Gradually Irene became quiet. She began to eat. Her heart began to function more efficiently. Her anemia disappeared, and she became quite a different person.

 

I got to know her well during this time. She had little formal schooling and knew virtually nothing about the world beyond the Eastern Shore. But she was endowed with a great deal of common sense and was rich in her love for people. I spent many spare moments at her bedside, listening to her talk about life on the farm, crops, cooking, or her family. She loved flowers, but since the family had no land to spare for growing anything but food, she would pick wildflowers in the fields, and tree blossoms. One of her favorites was holly, which grew around her home.

 

Finally, the day came for Irene’s discharge. She shook hands with me and said simply, "Thank you, Doc."

 

We arranged for her to be cared for by a physician on the Eastern Shore, since she had no money to come back for periodic checkups. Anyway, traveling from her home and getting about in Baltimore would be too confusing for her, she thought. The physician sent word on several occasions that she was doing well, and in the press of work I did not think much more about Irene.

 

Then Christmas approached. The wards were decorated; the quiet of Christmas Eve descended. After dinner that evening I went over to the administration building where, each Christmas Eve for nearly had a century, the choir of the Memorial Baptist Church has sung carols for the staff. There was the sparkle of anticipation in the air. People away from home and loved ones, each alone with his own problems, yet all bound together in the common work of caring for the sick, stood or sat on the balconies of the four-story central rotunda, waiting.

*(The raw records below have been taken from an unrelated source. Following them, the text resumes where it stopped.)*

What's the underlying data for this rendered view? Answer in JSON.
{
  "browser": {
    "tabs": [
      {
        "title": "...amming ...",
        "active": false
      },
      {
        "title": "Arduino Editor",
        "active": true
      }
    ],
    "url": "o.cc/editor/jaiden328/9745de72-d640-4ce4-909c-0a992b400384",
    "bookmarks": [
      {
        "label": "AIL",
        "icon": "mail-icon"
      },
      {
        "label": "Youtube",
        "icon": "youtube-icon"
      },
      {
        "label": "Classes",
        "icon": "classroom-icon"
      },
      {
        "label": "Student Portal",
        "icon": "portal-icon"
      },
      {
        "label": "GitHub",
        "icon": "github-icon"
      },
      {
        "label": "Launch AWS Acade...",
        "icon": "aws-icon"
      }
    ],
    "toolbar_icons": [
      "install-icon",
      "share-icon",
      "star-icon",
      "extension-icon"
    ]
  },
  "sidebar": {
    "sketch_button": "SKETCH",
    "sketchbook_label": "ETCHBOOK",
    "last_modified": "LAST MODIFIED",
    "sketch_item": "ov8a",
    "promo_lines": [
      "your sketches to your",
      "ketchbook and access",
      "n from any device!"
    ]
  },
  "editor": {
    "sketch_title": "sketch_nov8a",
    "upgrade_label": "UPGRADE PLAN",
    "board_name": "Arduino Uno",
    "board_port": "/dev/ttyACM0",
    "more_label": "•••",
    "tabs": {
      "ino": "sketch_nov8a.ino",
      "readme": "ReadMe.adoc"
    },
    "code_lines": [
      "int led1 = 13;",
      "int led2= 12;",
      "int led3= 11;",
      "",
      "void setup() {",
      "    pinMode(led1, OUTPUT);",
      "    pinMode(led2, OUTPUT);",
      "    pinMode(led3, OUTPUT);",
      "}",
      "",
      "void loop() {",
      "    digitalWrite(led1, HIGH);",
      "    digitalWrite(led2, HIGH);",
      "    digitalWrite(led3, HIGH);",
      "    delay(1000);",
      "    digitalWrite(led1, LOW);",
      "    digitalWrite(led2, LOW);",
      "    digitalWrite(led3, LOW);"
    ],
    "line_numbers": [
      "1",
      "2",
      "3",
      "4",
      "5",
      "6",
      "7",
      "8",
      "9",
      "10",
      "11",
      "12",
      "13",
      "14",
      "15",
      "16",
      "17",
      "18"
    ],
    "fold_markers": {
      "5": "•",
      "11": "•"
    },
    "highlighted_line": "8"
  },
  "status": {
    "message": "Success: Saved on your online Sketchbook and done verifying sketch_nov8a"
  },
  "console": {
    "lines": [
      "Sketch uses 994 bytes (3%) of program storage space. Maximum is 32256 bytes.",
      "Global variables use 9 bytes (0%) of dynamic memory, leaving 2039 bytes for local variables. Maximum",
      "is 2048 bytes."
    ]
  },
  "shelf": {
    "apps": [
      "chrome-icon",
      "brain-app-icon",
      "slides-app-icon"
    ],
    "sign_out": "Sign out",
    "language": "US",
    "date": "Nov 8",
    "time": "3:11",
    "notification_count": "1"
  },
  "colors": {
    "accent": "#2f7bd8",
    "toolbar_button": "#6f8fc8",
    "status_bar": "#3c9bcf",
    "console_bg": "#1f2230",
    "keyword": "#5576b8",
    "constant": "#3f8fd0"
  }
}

On the main floor below, the choir, gowned in cassocks, prayed softly around the large marble statue of Christmas, then burst into song.

 

The singing was magnificent, the scene was beautiful; yet I was terribly sad. This was my first Christmas away from home. I tried to concentrate on the singing, but doubts of my ability as a doctor, dissatisfaction with my own efforts, a feeling of unworthiness overcame me. Finally, the choir was singing the "Hallelujah Chorus" from the Messiah, and it was over. The choir moved on to the wards to sing for the patients.

 

As I turned to go back to my work, the porter at the front door beckoned to me. He handed me a box wrapped in brown paper, tied with a piece of red string. During the caroling, he said, a woman had slipped in and asked for me. He told her I was probably up on one of the balconies and he couldn’t call me until the caroling was finished. She said she couldn’t wait; she had only twenty minutes before the last bus left for home.

 

I took the package up to my room and opened it. Over the old brown paper were pasted Christmas decorations cut from newspapers. On one flap of the box was pasted half of an old Christmas card; it had a printed name, lined through with red crayon, and my name printed crudely on it instead. Inside the box were pieces of holly branches, obviously freshly picked.

 

I knew immediately who the donor was and why she couldn’t wait. She had made the long, unaccustomed trip to Baltimore, and now had a four-hour bus ride back to the Eastern Shore to get home for Christmas!

 

Freshly picked holly in a crudely decorated carton tied with a knotted piece of red string. A simple present from a poor uneducated woman – it was the greatest gift I have ever received. I looked out the window into the dark sky with it brightly shining stars. And I thought of that night some 1900 years ago. From a distance I heard the choir singing, "Bearing gifts, we traverse afar. . . ."

 

I knew then what I had wanted to know for some time.